Online education in Kuwait and in different countries has its advantages and disadvantages.
Pros of Online Learning
Online learning provides teachers and students with the advantages of efficiency, accessibility, and affordability.
There are different tools, such as videos, podcasts, and online articles, that teachers can make use of to teach their students. Going beyond textbooks allows teachers to enrich the learning experience of students. At the same time, students can use different resources that may enhance their interest and understanding of the material. The availability of different media can be beneficial for students since these materials can suit their learning style.

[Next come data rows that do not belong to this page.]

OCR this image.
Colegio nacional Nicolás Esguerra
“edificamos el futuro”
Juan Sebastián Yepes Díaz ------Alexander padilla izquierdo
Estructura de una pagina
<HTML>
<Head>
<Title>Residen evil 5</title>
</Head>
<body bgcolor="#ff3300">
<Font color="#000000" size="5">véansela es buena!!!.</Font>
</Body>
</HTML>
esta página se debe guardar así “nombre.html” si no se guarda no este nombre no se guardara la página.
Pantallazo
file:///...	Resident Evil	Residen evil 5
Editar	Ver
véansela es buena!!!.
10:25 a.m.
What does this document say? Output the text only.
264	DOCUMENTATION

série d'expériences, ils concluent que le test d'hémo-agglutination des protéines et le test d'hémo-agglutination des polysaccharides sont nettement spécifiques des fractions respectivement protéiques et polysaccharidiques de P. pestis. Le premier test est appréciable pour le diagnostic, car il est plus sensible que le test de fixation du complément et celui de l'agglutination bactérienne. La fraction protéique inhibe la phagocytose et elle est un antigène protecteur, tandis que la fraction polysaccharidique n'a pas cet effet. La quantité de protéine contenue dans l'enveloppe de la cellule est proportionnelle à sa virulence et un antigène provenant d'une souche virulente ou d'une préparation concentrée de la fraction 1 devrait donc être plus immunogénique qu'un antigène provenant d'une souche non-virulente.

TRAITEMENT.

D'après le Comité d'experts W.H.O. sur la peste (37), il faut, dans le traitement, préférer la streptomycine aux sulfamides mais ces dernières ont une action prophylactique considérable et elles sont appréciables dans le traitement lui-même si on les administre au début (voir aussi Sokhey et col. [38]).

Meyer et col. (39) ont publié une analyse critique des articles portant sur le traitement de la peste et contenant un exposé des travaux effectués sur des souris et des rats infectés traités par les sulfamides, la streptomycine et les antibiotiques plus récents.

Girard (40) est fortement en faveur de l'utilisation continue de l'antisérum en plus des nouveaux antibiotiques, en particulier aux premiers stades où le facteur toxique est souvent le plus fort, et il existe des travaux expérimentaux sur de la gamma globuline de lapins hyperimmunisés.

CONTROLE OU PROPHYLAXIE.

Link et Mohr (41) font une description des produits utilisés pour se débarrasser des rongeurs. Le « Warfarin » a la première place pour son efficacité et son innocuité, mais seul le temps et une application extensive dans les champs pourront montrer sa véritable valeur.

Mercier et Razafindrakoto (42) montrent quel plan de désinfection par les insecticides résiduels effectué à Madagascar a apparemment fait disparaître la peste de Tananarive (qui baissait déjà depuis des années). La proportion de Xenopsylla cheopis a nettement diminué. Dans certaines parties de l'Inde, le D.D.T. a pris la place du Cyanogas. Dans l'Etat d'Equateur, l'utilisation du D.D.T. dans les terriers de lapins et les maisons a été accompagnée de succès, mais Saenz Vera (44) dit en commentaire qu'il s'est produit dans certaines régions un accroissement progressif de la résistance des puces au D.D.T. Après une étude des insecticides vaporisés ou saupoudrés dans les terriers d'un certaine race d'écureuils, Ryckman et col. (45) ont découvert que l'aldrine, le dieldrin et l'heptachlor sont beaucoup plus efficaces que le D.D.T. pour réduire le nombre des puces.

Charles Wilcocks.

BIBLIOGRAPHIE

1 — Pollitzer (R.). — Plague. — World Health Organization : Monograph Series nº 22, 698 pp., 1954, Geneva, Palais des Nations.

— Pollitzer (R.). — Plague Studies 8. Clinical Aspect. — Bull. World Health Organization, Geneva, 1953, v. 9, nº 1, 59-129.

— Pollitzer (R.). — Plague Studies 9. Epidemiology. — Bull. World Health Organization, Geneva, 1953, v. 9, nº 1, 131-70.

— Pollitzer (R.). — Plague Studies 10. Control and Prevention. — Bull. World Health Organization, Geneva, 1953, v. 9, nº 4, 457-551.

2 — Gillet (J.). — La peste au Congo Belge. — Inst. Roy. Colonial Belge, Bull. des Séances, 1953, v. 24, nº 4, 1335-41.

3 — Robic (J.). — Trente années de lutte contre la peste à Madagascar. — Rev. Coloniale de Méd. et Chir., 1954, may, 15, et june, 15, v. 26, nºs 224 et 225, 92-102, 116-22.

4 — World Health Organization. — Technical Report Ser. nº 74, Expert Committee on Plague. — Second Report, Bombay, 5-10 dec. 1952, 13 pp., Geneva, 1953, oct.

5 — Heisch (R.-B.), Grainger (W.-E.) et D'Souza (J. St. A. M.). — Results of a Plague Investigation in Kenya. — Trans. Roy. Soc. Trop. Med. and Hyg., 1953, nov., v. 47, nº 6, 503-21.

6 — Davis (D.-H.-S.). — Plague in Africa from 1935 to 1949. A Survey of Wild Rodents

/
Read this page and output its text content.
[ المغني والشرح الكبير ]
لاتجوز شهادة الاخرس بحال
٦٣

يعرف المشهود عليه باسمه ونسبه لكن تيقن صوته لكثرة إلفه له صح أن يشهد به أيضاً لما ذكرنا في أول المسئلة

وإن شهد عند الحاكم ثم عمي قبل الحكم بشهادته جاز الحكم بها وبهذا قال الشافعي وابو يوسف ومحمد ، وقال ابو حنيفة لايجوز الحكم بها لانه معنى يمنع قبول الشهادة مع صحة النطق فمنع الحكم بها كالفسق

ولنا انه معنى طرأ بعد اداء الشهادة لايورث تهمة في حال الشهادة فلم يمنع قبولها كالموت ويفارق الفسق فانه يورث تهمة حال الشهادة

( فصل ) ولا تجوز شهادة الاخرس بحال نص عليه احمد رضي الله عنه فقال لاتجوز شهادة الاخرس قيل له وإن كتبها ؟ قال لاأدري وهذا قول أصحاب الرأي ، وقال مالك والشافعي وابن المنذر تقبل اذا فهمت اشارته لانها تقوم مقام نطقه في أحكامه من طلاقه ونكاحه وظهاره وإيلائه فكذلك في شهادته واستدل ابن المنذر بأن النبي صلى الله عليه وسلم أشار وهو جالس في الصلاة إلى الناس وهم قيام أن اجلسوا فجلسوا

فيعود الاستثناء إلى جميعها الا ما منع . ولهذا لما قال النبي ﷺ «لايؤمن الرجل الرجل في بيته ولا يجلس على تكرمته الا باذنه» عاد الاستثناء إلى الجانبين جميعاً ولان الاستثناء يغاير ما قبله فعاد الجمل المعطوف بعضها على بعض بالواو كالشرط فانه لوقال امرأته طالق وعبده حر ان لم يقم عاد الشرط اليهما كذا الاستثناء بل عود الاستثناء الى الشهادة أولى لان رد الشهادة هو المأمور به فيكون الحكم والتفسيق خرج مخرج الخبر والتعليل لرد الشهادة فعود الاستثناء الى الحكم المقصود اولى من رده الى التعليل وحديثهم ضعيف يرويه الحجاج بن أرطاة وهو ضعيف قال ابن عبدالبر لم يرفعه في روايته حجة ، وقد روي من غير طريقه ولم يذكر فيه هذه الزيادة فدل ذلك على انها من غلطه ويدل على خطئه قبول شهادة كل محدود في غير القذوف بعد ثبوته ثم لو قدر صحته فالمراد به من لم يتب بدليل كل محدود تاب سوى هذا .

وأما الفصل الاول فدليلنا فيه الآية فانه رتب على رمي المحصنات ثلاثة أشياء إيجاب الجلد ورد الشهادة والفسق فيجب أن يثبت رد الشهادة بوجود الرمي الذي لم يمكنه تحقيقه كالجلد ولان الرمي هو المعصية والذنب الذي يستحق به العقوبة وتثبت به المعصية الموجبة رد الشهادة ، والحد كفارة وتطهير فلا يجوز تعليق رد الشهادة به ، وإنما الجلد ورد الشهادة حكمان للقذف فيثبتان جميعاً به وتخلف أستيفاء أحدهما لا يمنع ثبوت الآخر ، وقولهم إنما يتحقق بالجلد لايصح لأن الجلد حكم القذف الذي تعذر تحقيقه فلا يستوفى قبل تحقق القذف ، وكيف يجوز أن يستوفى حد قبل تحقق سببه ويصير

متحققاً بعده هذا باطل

Online learning will also enable students to attend classes wherever they are. They don’t need to travel to get to school, which may make it more convenient for some. This also helps cut down on costs for education.
Cons of Online Learning
However, online learning also has its disadvantages. With the different technologies used, students may get easily distracted in class. It would be easy for students to scroll through social media, but harder for teachers to monitor their behavior.
Internet connectivity and gadgets, which can be pricey investments, are also needed for online learning. Proper training for both teachers and students is needed so that they can maximize the use of the technology and resources available to them.
Apart from that, the speed and reliability of the internet connection within cities becomes crucial. Learning heavily relies on its use, and having a bad internet connection can hinder one from doing so effectively.
Lastly, with many hours spent at home by themselves, students can feel isolated. They lack interaction with their peers and teachers since there are no class lunches, activities, or time with friends after school. These social interactions are important for the development of children and also serve as a healthy way to cope with the pressures they feel at school.